Laß Dich davon nicht runterziehen,

Schlappmacher


----------



## rockystocki (18. Oktober 2004)

danke, ein freund hatte mir toxoholics auch schon empfohlen... da werd ich dort mal anrufen.
lass meinen bruder aber erstmal das teil sich anhören, der hat da mer erfahrung wie ich... vllt isses ja gar ni so schlimm


----------



## luxuzz (30. Januar 2007)

sei froh mir ist damals die komplette aufnahme gerissen und mein dämpfer kaputt gegangen... Wobei man sagen muss, Fox und Rocky Mountain sind beide Firmen die sehr kulant sind.

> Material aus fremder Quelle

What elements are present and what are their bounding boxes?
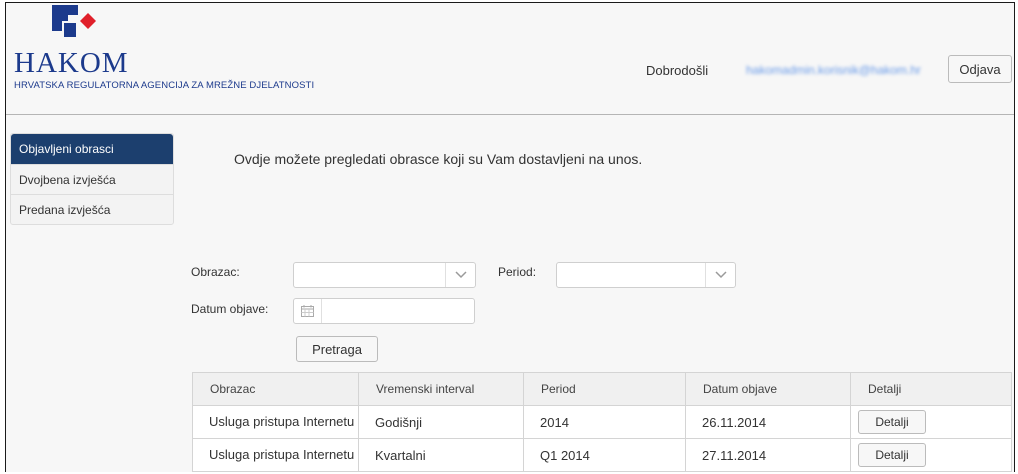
calendar-icon[interactable] [294,299,322,323]
sidebar: Objavljeni obrasci Dvojbena izvješća Pre… [10,133,174,225]
table-row: Usluga pristupa Internetu Kvartalni Q1 2… [192,438,1012,472]
cell-date: 26.11.2014 [685,405,851,439]
logo-text: HAKOM [14,47,129,79]
table-row: Usluga pristupa Internetu Godišnji 2014 … [192,405,1012,439]
cell-details: Detalji [850,405,1012,439]
sidebar-item-submitted-reports[interactable]: Predana izvješća [11,194,173,224]
column-header-interval[interactable]: Vremenski interval [358,372,524,406]
app-window: HAKOM HRVATSKA REGULATORNA AGENCIJA ZA M… [5,2,1015,472]
sidebar-item-disputed-reports[interactable]: Dvojbena izvješća [11,164,173,194]
header: HAKOM HRVATSKA REGULATORNA AGENCIJA ZA M… [6,3,1014,115]
chevron-down-icon[interactable] [705,263,735,287]
period-label: Period: [498,265,537,279]
column-header-details: Detalji [850,372,1012,406]
sidebar-item-published-forms[interactable]: Objavljeni obrasci [11,134,173,164]
cell-period: 2014 [523,405,686,439]
cell-interval: Godišnji [358,405,524,439]
welcome-text: Dobrodošli [646,63,709,78]
cell-details: Detalji [850,438,1012,472]
form-label: Obrazac: [191,265,240,279]
date-input[interactable] [293,298,475,324]
details-button[interactable]: Detalji [858,443,926,467]
cell-period: Q1 2014 [523,438,686,472]
form-select[interactable] [293,262,476,288]
intro-text: Ovdje možete pregledati obrasce koji su … [234,151,643,167]
chevron-down-icon[interactable] [445,263,475,287]
details-button[interactable]: Detalji [858,410,926,434]
logout-button[interactable]: Odjava [948,55,1012,83]
search-button[interactable]: Pretraga [296,336,378,362]
hakom-logo-icon [52,5,96,37]
forms-table: Obrazac Vremenski interval Period Datum … [192,372,1012,472]
column-header-form[interactable]: Obrazac [192,372,359,406]
column-header-period[interactable]: Period [523,372,686,406]
cell-date: 27.11.2014 [685,438,851,472]
date-label: Datum objave: [191,302,269,316]
column-header-date[interactable]: Datum objave [685,372,851,406]
logo-subtitle: HRVATSKA REGULATORNA AGENCIJA ZA MREŽNE … [14,80,315,91]
cell-form: Usluga pristupa Internetu [192,405,359,439]
period-select[interactable] [556,262,736,288]
cell-form: Usluga pristupa Internetu [192,438,359,472]
table-header-row: Obrazac Vremenski interval Period Datum … [192,372,1012,406]
cell-interval: Kvartalni [358,438,524,472]
user-email[interactable]: hakomadmin.korisnik@hakom.hr [746,63,921,77]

Mein neuer Dämpfer ist z.Z auch bei Fox eigneschickt hoffe das er bald wiederkommt. Also Kopf hoch


----------



## soederbohm (30. Januar 2007)

Oh Mann Luxuzz, was kramst Du denn hier für nen alten Mist raus?????


----------



## luxuzz (30. Januar 2007)

und was postest du für ein müll in solch einen Thread


----------



## TheBikeLebowski (30. Januar 2007)

luxuzz schrieb:


> und was postest du für ein müll in solch einen Thread



Ich glaube, dass der Herr Soederbohm nur sagen wollte, dass der Thread von 2004 ist. 

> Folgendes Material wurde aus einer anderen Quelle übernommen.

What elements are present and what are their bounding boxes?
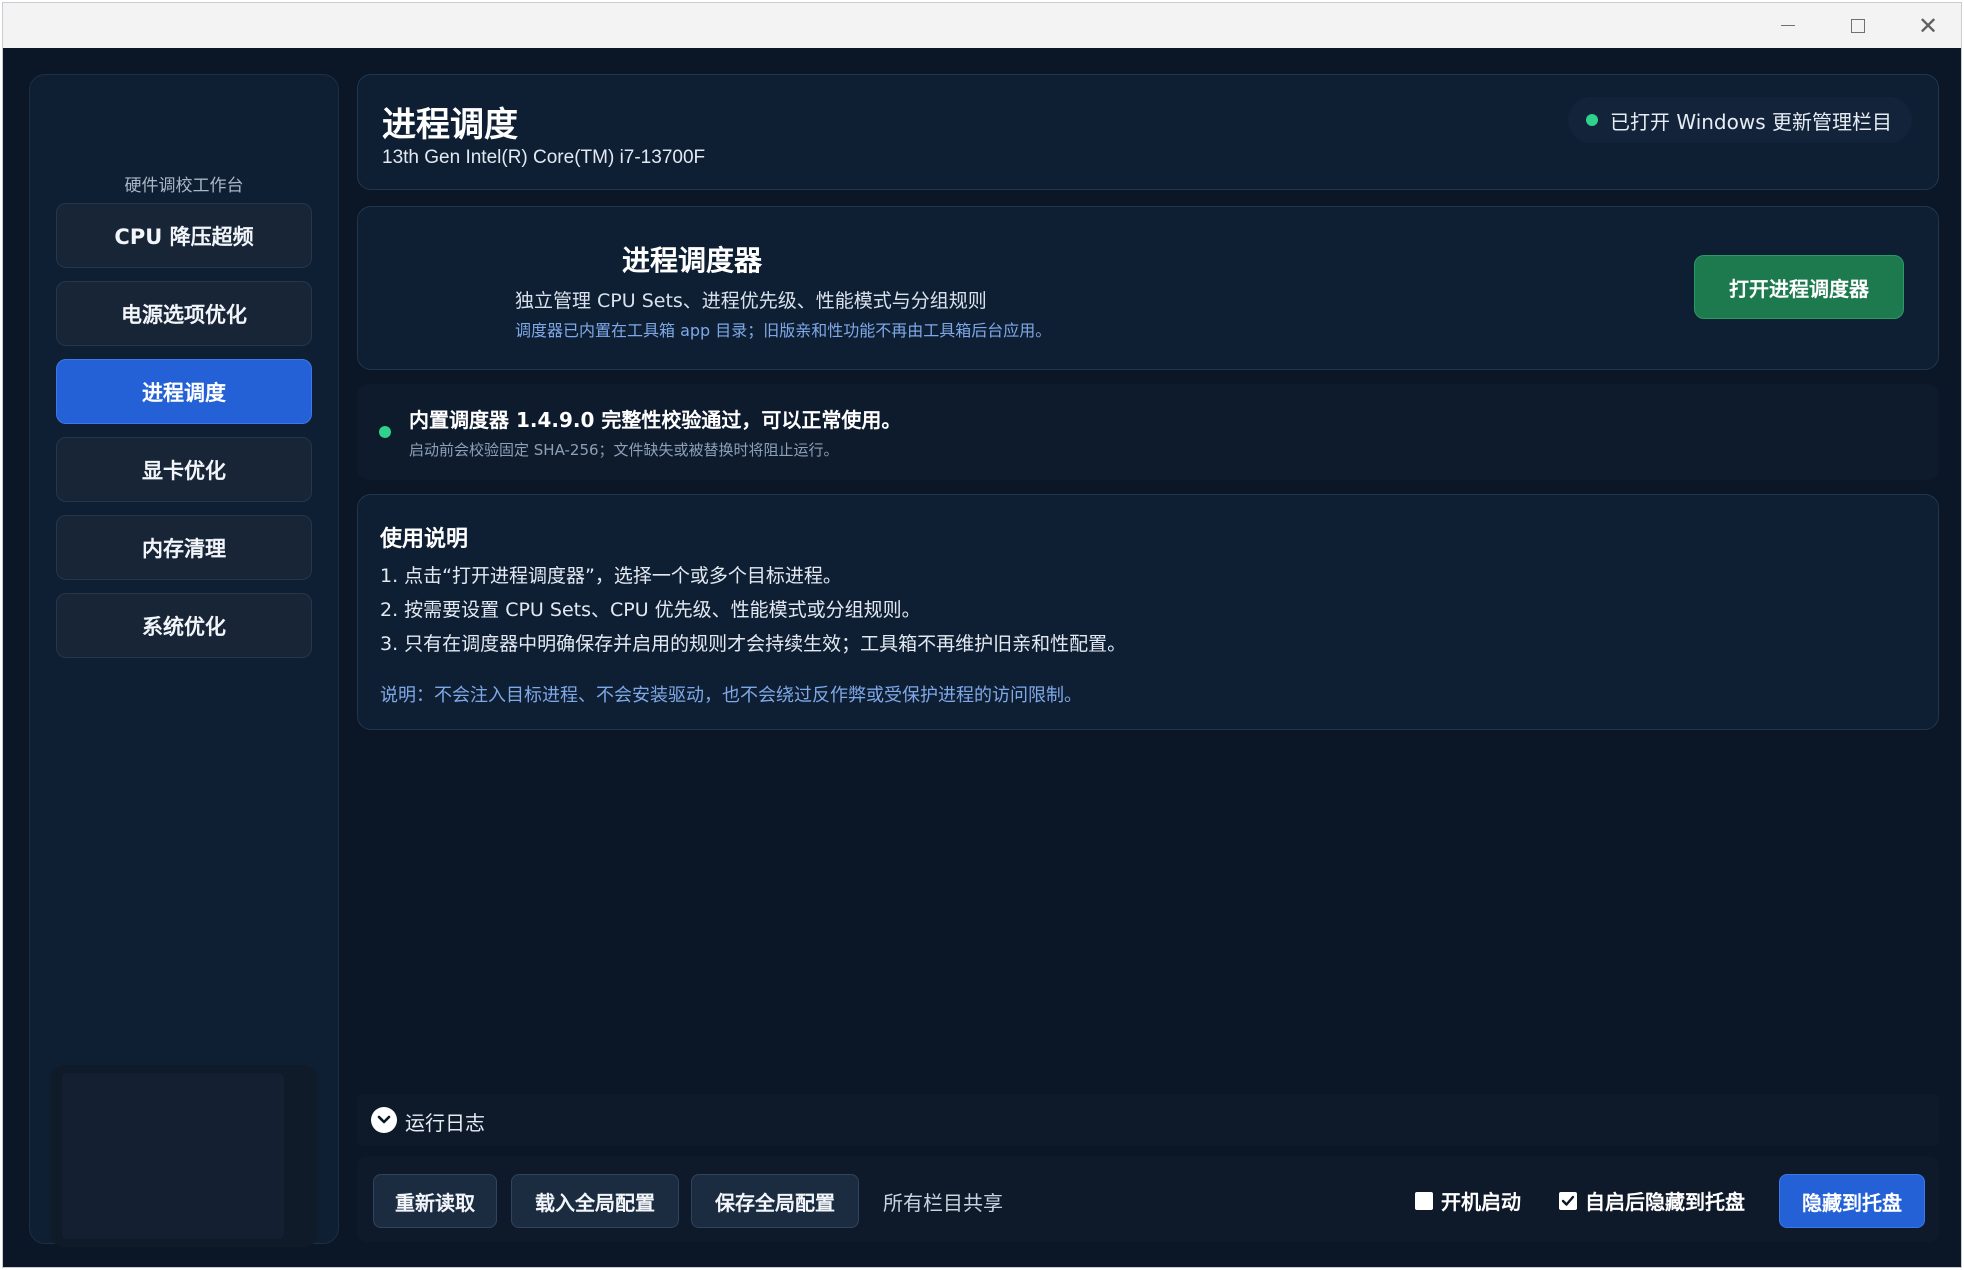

Warum hast Du mit dem Hochholen nicht bis zum 17.10. gewartet-dann wäre es ein rundes Jubiläum 



luxuzz schrieb:


> sei froh mir ist damals die komplette aufnahme gerissen und mein dämpfer kaputt gegangen... Wobei man sagen muss, Fox und Rocky Mountain sind beide Firmen die sehr kulant sind.
> 
> Mein neuer Dämpfer ist z.Z auch bei Fox eigneschickt hoffe das er bald wiederkommt. Also Kopf hoch




Es ist löblich, dass Du ihn nach der langen Zeit mental aufbauen möchtest. Da wird er sich freuen. Weiter so. 
Ich denke, dass nach Deinen Worten jetzt viele arme RM- und Fox-Besitzer mit kaputten Rahmen und Dämpfern aufatmen und wieder neue Hoffnung schöpfen. Auch wenn der Schaden schon Lichtjahre zurückliegt.

Also auch noch mal von mir: Haltet durch-jemand ist bei Euch 

Gute Nacht


----------



## soederbohm (30. Januar 2007)




----------



## meth3434 (30. Januar 2007)

Komik ist Tragik in Spiegelschrift......


----------



## iNSANE! (30. Januar 2007)

Luxuzz - Du bist echt so undicht wie die FOX Dämpfer...


----------



## MTB-News.de




----------



## luxuzz (30. Januar 2007)

Ja ich hatte nicht aufs Datum geachtet ? Bitte nicht. Weltuntergang.. aber ihr habt auch nichts besseres zu tun als alles von mir zu zitieren.... dabei kann man glatt unter verfolgungswahn leiden...

"Langeweile ist des menschens Dummheit bester Freund"


----------



## iNSANE! (31. Januar 2007)

luxuzz schrieb:
			
		

> "Langeweile ist des menschens Dummheit bester Freund"



Das spricht für sich


----------



## numinisflo (31. Januar 2007)

luxuzz schrieb:


> "Langeweile ist des menschens Dummheit bester Freund"



Über diesen Ausspruch wird man noch in fünfzig Jahren sprechen! Genial - oder sollte es nicht vielleicht doch auf "dumheid ist des Lahngweiliken mensches Beester freunt"?


----------